Community Outreach
St. Luke's became the umbrella organization for many non-profit community groups. The church was especially involved with Hospice from its beginnings. It also founded Gryphon Place, a crisis center for people with drug and alcohol problems. Autos House was a home for runaways and youngsters who had problems living with their families. A popular service for the community was created with the establishment of St. Luke's Thrift Shop, which is now located on Burdick Street, just south of the State Theatre. It was founded to serve people in the community who had little to spend on clothing and other necessities, and to make a steady financial contribution to the church.
St.

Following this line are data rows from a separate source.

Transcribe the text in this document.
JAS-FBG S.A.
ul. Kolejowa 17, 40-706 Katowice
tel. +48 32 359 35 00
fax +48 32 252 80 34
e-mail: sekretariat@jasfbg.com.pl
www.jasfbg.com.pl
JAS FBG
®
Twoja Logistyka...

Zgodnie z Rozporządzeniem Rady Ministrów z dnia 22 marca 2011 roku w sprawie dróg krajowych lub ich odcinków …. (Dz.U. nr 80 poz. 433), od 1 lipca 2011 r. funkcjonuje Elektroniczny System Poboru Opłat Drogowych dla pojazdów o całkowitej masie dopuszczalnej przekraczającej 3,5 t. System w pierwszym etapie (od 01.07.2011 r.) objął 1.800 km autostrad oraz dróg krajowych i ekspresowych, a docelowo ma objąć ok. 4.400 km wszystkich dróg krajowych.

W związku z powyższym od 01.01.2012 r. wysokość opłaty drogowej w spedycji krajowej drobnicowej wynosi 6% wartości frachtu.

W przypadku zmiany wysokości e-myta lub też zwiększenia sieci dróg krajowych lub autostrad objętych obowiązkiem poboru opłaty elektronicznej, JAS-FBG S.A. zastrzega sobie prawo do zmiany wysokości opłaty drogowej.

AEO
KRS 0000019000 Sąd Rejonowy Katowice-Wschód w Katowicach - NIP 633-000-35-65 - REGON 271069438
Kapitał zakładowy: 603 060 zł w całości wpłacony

Luke’s Boys Choir
Mention must also be made of the legendary St. Luke's Boys Choir. The choir celebrated its 100th anniversary year in 1984. By that time, current members and some 600 living alumni had sung stately hymns and anthems in the choir. The choir formed when St. Luke's and St. John's merged in 1884, but it wasn't formally introduced until 1885. A small stipend for each rehearsal and performance helped pull children in off the streets, especially during the Depression years. The boys were subjected to intense rehearsals twice a week and again on Sunday mornings before a service. James R. Powell, Jr., the choir historian, was quoted as saying 'What they do is something very complex. They all have to sing on the correct pitch, with clear words, pure vowels. They can't do this with mamby-pamby type singing." Highlights of the choir's history include a 1934 appearance at the Century of Progress for the Swift Company exhibition in Chicago, and concerts at the Washington National Cathedral in 1952 and again in 1968. Among the more notable former members of the choir was Thomas Schippers, who conducted the New York Metropolitan Opera, the Cincinnati Symphony, and the RAI Orchestra in Rome, Italy.
A Kalamazoo First
Approval to admit women to the priesthood in the Episcopal Church came at the September 1976 General Convention in Minneapolis. St. Luke's soon joined this forward-looking movement with the ordination to the deaconate of their own candidate, Margaret Duncan Holt, daughter of the Rev. Canon James C. Holt, in June of 1977. She became the first woman to be ordained to Holy Orders in the Diocese of Western Michigan. Her subsequent ordination to the priesthood took place in St. Luke's, Worchester, Massachusetts.